Things have been quiet--a little too quiet--since Sandy and Athena left the building, but we kind of expected the calm after the storms. Typically, after an intense period of storminess we will see 2-3 weeks of dead time. We're about 2 weeks into that dead zone so we should see a shift in the pattern any time soon. With colder air in play--winter officially starts in a month--the precipitation we'll be talking about for the most part from now on will be snow.
We might see a fee snow showers on Friday night into Saturday of this week, but the big scuttlebutt around the weather water cooler is a possible storm for Tuesday the 27th. The computer models in North America and in Europe are very much in disagreement about this storm, so we are definitely not overly amped for a major round of precip. Usually we see a little more computer model agreement by this point, and then a few days of disagreement, before the models then all re-align in the 36 or 48 hour run-up to a storm.

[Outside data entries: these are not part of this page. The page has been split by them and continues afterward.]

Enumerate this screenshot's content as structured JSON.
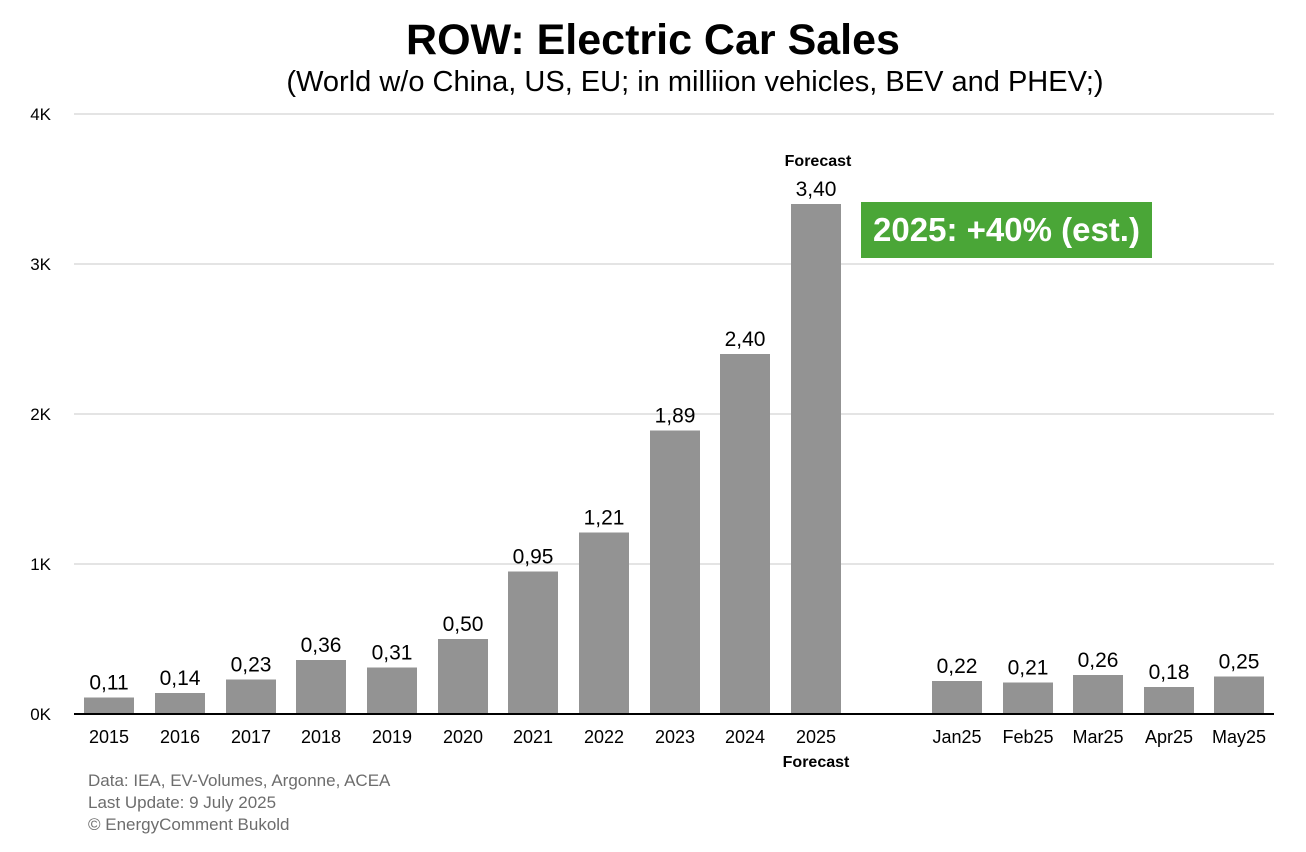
{
  "title": "ROW: Electric Car Sales",
  "subtitle": "(World w/o China, US, EU; in milliion vehicles, BEV and PHEV;)",
  "badge": "2025: +40% (est.)",
  "forecast_top_label": "Forecast",
  "forecast_axis_label": "Forecast",
  "footer": {
    "line1": "Data: IEA, EV-Volumes, Argonne, ACEA",
    "line2": "Last Update: 9 July 2025",
    "line3": "© EnergyComment Bukold"
  },
  "colors": {
    "bar": "#939393",
    "badge": "#4aa637",
    "grid": "#c8c8c8"
  },
  "chart_data": {
    "type": "bar",
    "title": "ROW: Electric Car Sales",
    "subtitle": "(World w/o China, US, EU; in milliion vehicles, BEV and PHEV;)",
    "categories": [
      "2015",
      "2016",
      "2017",
      "2018",
      "2019",
      "2020",
      "2021",
      "2022",
      "2023",
      "2024",
      "2025",
      "Jan25",
      "Feb25",
      "Mar25",
      "Apr25",
      "May25"
    ],
    "values": [
      0.11,
      0.14,
      0.23,
      0.36,
      0.31,
      0.5,
      0.95,
      1.21,
      1.89,
      2.4,
      3.4,
      0.22,
      0.21,
      0.26,
      0.18,
      0.25
    ],
    "data_labels": [
      "0,11",
      "0,14",
      "0,23",
      "0,36",
      "0,31",
      "0,50",
      "0,95",
      "1,21",
      "1,89",
      "2,40",
      "3,40",
      "0,22",
      "0,21",
      "0,26",
      "0,18",
      "0,25"
    ],
    "y_ticks": [
      "0K",
      "1K",
      "2K",
      "3K",
      "4K"
    ],
    "y_tick_values": [
      0,
      1,
      2,
      3,
      4
    ],
    "ylim": [
      0,
      4
    ],
    "xlabel": "",
    "ylabel": "",
    "grid": true,
    "forecast_category": "2025"
  }
}
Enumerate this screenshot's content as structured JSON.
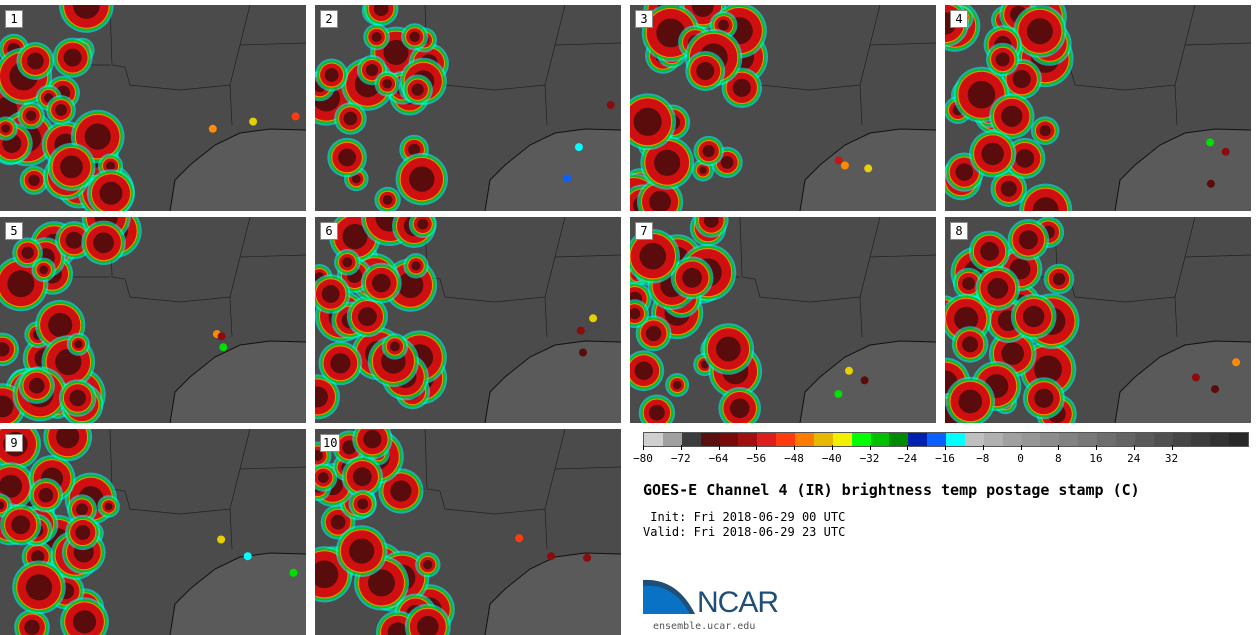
{
  "panels": [
    {
      "label": "1"
    },
    {
      "label": "2"
    },
    {
      "label": "3"
    },
    {
      "label": "4"
    },
    {
      "label": "5"
    },
    {
      "label": "6"
    },
    {
      "label": "7"
    },
    {
      "label": "8"
    },
    {
      "label": "9"
    },
    {
      "label": "10"
    }
  ],
  "colorbar": {
    "colors": [
      "#cfcfcf",
      "#a0a0a0",
      "#3c3c3c",
      "#5a1010",
      "#7a0a0a",
      "#a01010",
      "#dd1e1e",
      "#ff3b10",
      "#ff7a00",
      "#e6b800",
      "#f0f000",
      "#00ff00",
      "#00c000",
      "#008a00",
      "#0020b0",
      "#0a60ff",
      "#00ffff",
      "#bfbfbf",
      "#b0b0b0",
      "#a0a0a0",
      "#969696",
      "#8c8c8c",
      "#828282",
      "#787878",
      "#6e6e6e",
      "#646464",
      "#5a5a5a",
      "#505050",
      "#464646",
      "#3c3c3c",
      "#323232",
      "#282828"
    ],
    "ticks": [
      "−80",
      "−72",
      "−64",
      "−56",
      "−48",
      "−40",
      "−32",
      "−24",
      "−16",
      "−8",
      "0",
      "8",
      "16",
      "24",
      "32"
    ]
  },
  "title": "GOES-E Channel 4 (IR) brightness temp postage stamp (C)",
  "init": " Init: Fri 2018-06-29 00 UTC",
  "valid": "Valid: Fri 2018-06-29 23 UTC",
  "logo": {
    "text": "NCAR",
    "url": "ensemble.ucar.edu"
  }
}
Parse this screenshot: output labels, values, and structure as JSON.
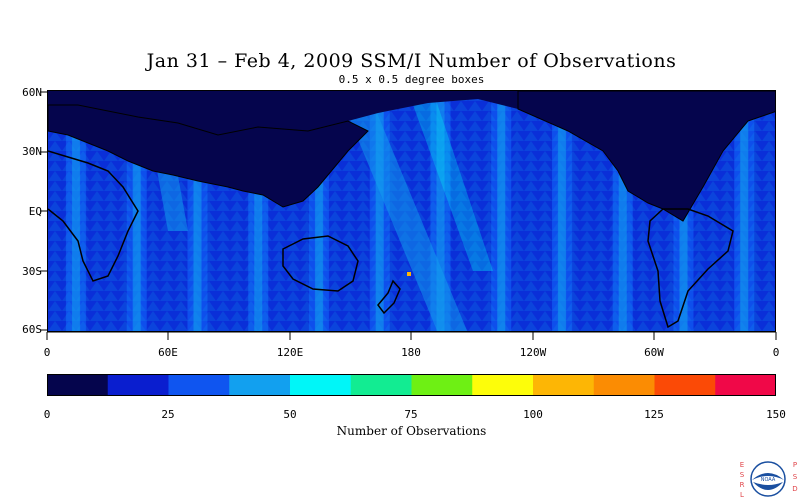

That's the typical meteorological pattern, and we don't have that scenario emerging.
The storm for the 27th bears watching, but that could prove to be difficult given the tryptophan that will be coursing through most of the GSD staffers veins as of Thursday afternoon. We're certainly not ready to give it an official name just yet, but if we were to, we will be going with a male name because it will come out of the west (also another sign that it has little chance of being a blockbuster).
We'll report again on Saturday or Sunday about the possibility of a closure or delay on the 27th. Prost!